On the other hand, I can’t escape the conclusion that a rational actor tasked with handling such a system has no better option than to assume equal probabilities. It’s all very well if you’re a mathematician willing to deal in boundary conditions, but an engineer has to make decisions, preferably rational ones. There’s a big difference between “fair” as a given and strictly “unknown”: the latter case has a broad range of possible behaviour, and a system might need to start with some assumptions, then adjust its behaviour based on incoming evidence (by applying Bayes) to track reality. Even if the two alternatives (with and without F) reduce to the same value, they are qualitatively different: the one without the F needs an asterisk. It’s fundamentally a two-factor problem: what is the actual behaviour of the system, and how much do we know about it? Given F, we know the actual ratio with certainty; without F we have effectively zero knowledge of the ratio, whatever it is.
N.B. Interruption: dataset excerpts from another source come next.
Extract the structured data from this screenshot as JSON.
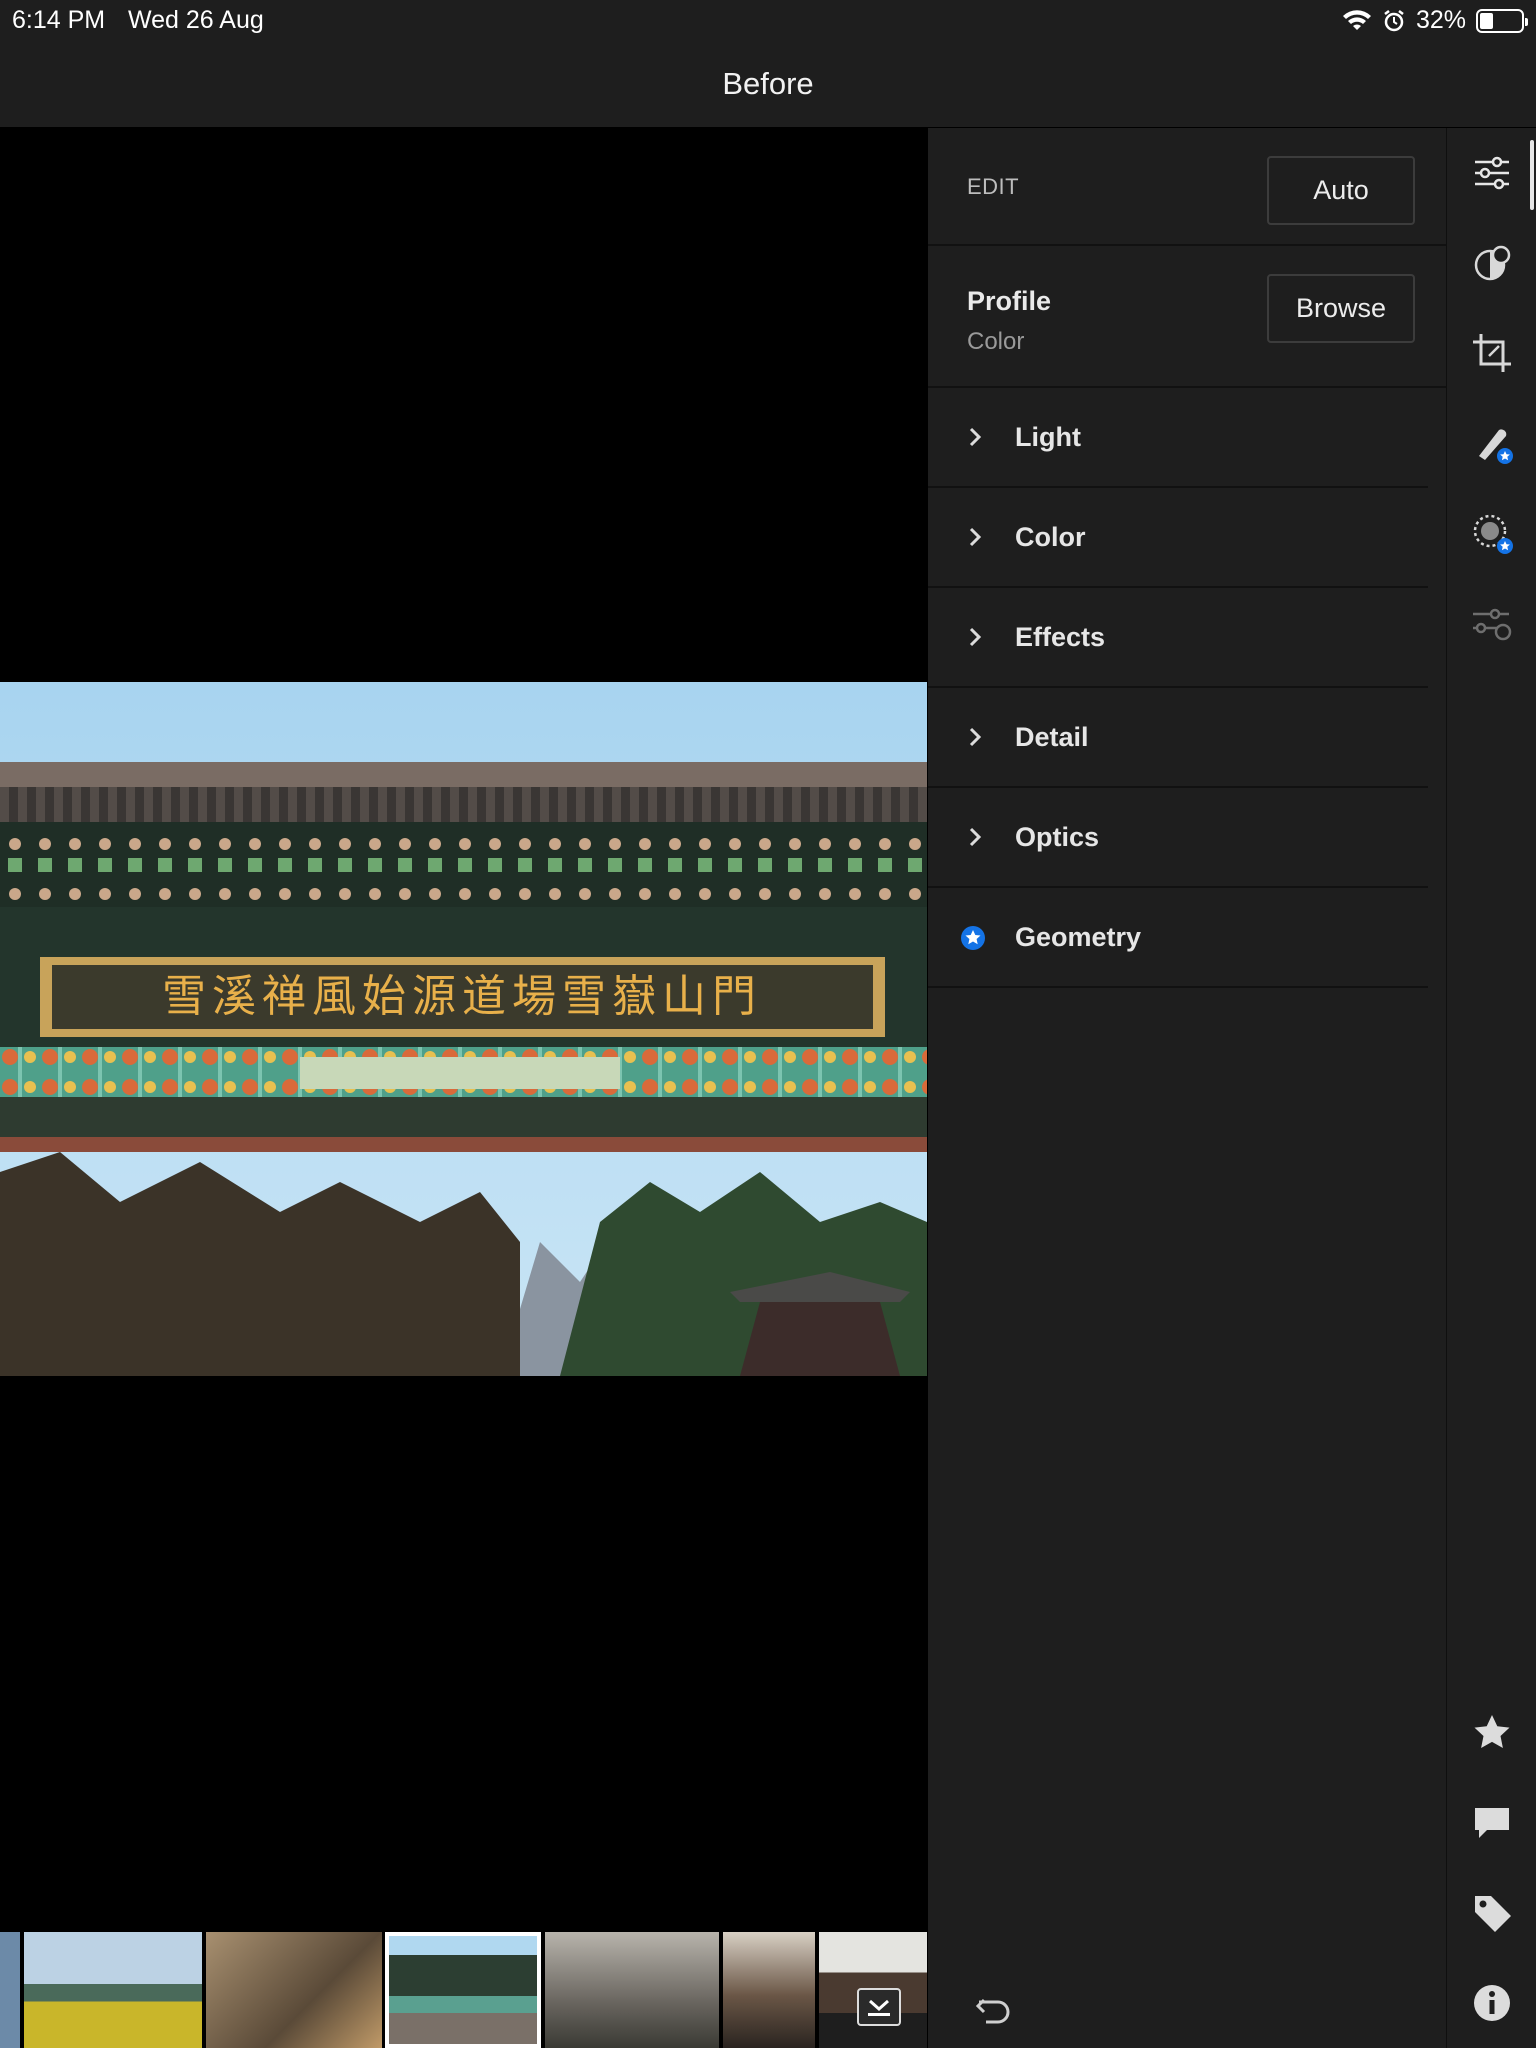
{
  "status": {
    "time": "6:14 PM",
    "date": "Wed 26 Aug",
    "battery_text": "32%",
    "battery_level": 0.32
  },
  "header": {
    "title": "Before"
  },
  "edit_panel": {
    "edit_label": "EDIT",
    "auto_label": "Auto",
    "profile": {
      "label": "Profile",
      "value": "Color",
      "browse_label": "Browse"
    },
    "sections": [
      {
        "label": "Light"
      },
      {
        "label": "Color"
      },
      {
        "label": "Effects"
      },
      {
        "label": "Detail"
      },
      {
        "label": "Optics"
      },
      {
        "label": "Geometry"
      }
    ]
  },
  "photo": {
    "signboard_text": "雪溪禅風始源道場雪嶽山門"
  },
  "toolbar": {
    "tools": [
      "sliders-icon",
      "presets-icon",
      "crop-icon",
      "healing-icon",
      "masking-icon",
      "versions-icon"
    ],
    "bottom": [
      "star-icon",
      "comment-icon",
      "tag-icon",
      "info-icon"
    ]
  },
  "colors": {
    "accent": "#1473e6",
    "panel_bg": "#1e1e1e",
    "canvas_bg": "#000000"
  }
}
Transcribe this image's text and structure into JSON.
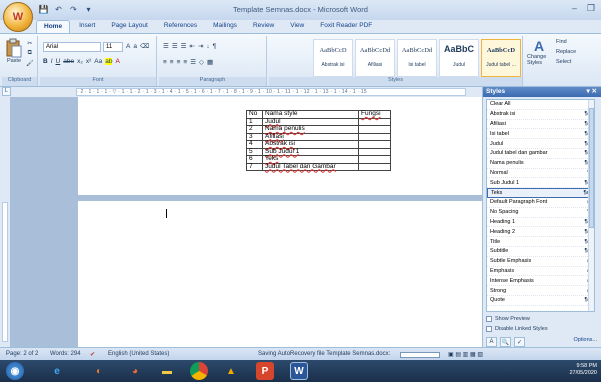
{
  "window": {
    "title": "Template Semnas.docx - Microsoft Word",
    "office_button": "W",
    "minimize": "–",
    "restore": "❐"
  },
  "qat": [
    "💾",
    "↶",
    "↷",
    "▾"
  ],
  "tabs": [
    "Home",
    "Insert",
    "Page Layout",
    "References",
    "Mailings",
    "Review",
    "View",
    "Foxit Reader PDF"
  ],
  "ribbon": {
    "clipboard": {
      "label": "Clipboard",
      "paste": "Paste"
    },
    "font": {
      "label": "Font",
      "name": "Arial",
      "size": "11",
      "row2": [
        "B",
        "I",
        "U",
        "abe",
        "x₂",
        "x²",
        "Aa",
        "ab",
        "A"
      ]
    },
    "paragraph": {
      "label": "Paragraph",
      "row1": [
        "☰",
        "☰",
        "☰",
        "⇤",
        "⇥",
        "↓",
        "¶"
      ],
      "row2": [
        "≡",
        "≡",
        "≡",
        "≡",
        "☰",
        "◇",
        "▦"
      ]
    },
    "styles": {
      "label": "Styles",
      "tiles": [
        {
          "sample": "AaBbCcD",
          "name": "Abstrak isi"
        },
        {
          "sample": "AaBbCcDd",
          "name": "Afiliasi"
        },
        {
          "sample": "AaBbCcDd",
          "name": "Isi tabel"
        },
        {
          "sample": "AaBbC",
          "name": "Judul"
        },
        {
          "sample": "AaBbCcD",
          "name": "Judul tabel ..."
        }
      ],
      "change_styles": "Change Styles"
    },
    "editing": {
      "find": "Find",
      "replace": "Replace",
      "select": "Select"
    }
  },
  "ruler_text": "· 2 · 1 · 1 · 1 · ▽ · 1 · 1 · 2 · 1 · 3 · 1 · 4 · 1 · 5 · 1 · 6 · 1 · 7 · 1 · 8 · 1 · 9 · 1 · 10 · 1 · 11 · 1 · 12 · 1 · 13 · 1 · 14 · 1 · 15",
  "document": {
    "table_header": {
      "no": "No",
      "name": "Nama style",
      "func": "Fungsi"
    },
    "rows": [
      {
        "no": "1",
        "name": "Judul"
      },
      {
        "no": "2",
        "name": "Nama penulis"
      },
      {
        "no": "3",
        "name": "Afiliasi"
      },
      {
        "no": "4",
        "name": "Abstrak isi"
      },
      {
        "no": "5",
        "name": "Sub Judul 1"
      },
      {
        "no": "6",
        "name": "Teks"
      },
      {
        "no": "7",
        "name": "Judul Tabel dan Gambar"
      }
    ]
  },
  "styles_pane": {
    "title": "Styles",
    "close": "▾ ✕",
    "items": [
      {
        "name": "Clear All",
        "key": ""
      },
      {
        "name": "Abstrak isi",
        "key": "¶a"
      },
      {
        "name": "Afiliasi",
        "key": "¶a"
      },
      {
        "name": "Isi tabel",
        "key": "¶a"
      },
      {
        "name": "Judul",
        "key": "¶a"
      },
      {
        "name": "Judul tabel dan gambar",
        "key": "¶a"
      },
      {
        "name": "Nama penulis",
        "key": "¶a"
      },
      {
        "name": "Normal",
        "key": "¶"
      },
      {
        "name": "Sub Judul 1",
        "key": "¶a"
      },
      {
        "name": "Teks",
        "key": "¶a"
      },
      {
        "name": "Default Paragraph Font",
        "key": "a"
      },
      {
        "name": "No Spacing",
        "key": "¶"
      },
      {
        "name": "Heading 1",
        "key": "¶a"
      },
      {
        "name": "Heading 2",
        "key": "¶a"
      },
      {
        "name": "Title",
        "key": "¶a"
      },
      {
        "name": "Subtitle",
        "key": "¶a"
      },
      {
        "name": "Subtle Emphasis",
        "key": "a"
      },
      {
        "name": "Emphasis",
        "key": "a"
      },
      {
        "name": "Intense Emphasis",
        "key": "a"
      },
      {
        "name": "Strong",
        "key": "a"
      },
      {
        "name": "Quote",
        "key": "¶a"
      }
    ],
    "selected_index": 9,
    "show_preview": "Show Preview",
    "disable_linked": "Disable Linked Styles",
    "options": "Options..."
  },
  "status": {
    "page": "Page: 2 of 2",
    "words": "Words: 294",
    "language": "English (United States)",
    "autosave": "Saving AutoRecovery file Template Semnas.docx:"
  },
  "taskbar": {
    "time": "9:58 PM",
    "date": "27/05/2020"
  }
}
In principle, we could have some suspicions about the ratio that land us between these two points, and there would be a rational way to express this (which I think is pretty obvious).
As for “unfair,” I can only interpret this as “not fair,” and if “fair” implies equal weight for the states, unfair implies not-equal. That excludes the 1:1:1:1:1:1 weighting, but every other possibility still exists. The mathematician still says (0,1) and the engineer still says 1/6 with an asterisk, because excluding that one case makes no difference to the range or the average (because you’re excluding the one case which is dead-on average), and you still don’t know what the actual distribution of outcomes looks like. As such, “unfair” adds no consequential information.